Find the Big-O of the modular algorithm

Question

i=1
while i <= n do:
   j=0
   k=i
   while k%3 == 0 do:
      k = k/3
      j++
   end

   print i, j
   i++
end

What is Big-O of given algorithm (How do we show my work)? And what does this algorithm output // ?

My answer and approach

O(nlogn). Because the outer loop runs linear time as O(n) while the inner loop is dependent as O(logn).

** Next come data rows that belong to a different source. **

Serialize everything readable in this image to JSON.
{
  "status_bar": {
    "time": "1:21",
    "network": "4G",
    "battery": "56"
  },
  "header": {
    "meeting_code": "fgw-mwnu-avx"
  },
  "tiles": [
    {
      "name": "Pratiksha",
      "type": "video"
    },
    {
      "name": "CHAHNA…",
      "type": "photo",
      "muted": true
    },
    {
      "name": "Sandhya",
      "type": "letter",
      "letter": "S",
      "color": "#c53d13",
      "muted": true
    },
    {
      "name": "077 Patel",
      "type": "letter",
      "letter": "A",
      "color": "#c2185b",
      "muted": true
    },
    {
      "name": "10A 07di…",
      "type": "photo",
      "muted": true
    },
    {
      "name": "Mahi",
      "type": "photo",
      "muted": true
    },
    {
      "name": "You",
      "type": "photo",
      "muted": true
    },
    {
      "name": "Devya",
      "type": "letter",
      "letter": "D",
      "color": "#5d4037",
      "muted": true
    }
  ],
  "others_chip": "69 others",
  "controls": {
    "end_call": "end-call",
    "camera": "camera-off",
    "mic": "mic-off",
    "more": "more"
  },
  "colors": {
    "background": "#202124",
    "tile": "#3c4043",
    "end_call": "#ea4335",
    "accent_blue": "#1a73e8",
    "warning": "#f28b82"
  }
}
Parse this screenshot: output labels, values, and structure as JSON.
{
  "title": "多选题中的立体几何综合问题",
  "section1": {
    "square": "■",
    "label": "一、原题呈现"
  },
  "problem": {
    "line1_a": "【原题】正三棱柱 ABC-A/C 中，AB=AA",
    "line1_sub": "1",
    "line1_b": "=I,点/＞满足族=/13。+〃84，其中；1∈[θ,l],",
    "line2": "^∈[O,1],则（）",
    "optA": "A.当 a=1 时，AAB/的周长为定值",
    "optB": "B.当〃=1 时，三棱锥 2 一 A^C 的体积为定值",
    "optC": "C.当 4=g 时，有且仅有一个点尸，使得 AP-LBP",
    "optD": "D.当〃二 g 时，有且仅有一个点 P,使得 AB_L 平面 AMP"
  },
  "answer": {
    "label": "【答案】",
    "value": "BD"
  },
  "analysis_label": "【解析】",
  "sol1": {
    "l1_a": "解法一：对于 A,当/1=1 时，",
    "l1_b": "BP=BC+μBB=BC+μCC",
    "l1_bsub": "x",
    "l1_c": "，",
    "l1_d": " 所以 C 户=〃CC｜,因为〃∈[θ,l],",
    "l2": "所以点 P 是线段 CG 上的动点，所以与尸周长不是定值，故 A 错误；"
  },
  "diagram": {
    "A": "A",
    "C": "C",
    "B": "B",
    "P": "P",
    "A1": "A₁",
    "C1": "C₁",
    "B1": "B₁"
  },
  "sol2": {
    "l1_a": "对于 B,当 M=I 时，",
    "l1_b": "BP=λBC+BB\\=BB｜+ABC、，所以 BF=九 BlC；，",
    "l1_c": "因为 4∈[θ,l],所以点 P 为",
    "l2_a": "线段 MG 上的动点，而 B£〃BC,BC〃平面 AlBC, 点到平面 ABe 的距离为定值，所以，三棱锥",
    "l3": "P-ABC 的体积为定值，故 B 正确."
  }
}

But I'm not sure if it's logn.

When n = 10,

ij
00
10
20
31
40
50
61
70
80
92
100 ( 10, 0)

When n = 30

i j
1 0
2 0
3 1
4 0
5 0
6 1
7 0
8 0
9 2
10 0
11 0
12 1
13 0
14 0
15 1
16 0
17 0
18 2
19 0
20 0
21 1
22 0
23 0
24 1
25 0
26 0
27 3
28 0
29 0
30 1

Answer 1

Appreciate that every third number in the series from 1 to n will be divisible by 3. In the worst case, such a number would end up being divided by 3 in the k loop log_3(i) times. So the sequence will behave like O(n) two thirds of the time, and like O(n*log3(n)) one third of the time. We can therefore claim that your code is upper bounded by O(n*log3(n)), although there is a bound which is tighter than this.

The code will print each value i in the series along with the "three depth" of that number. By "three depth" I mean how many times we were able to divide i by 3. Obviously, for i values which are not multiples of 3, the depth is 0.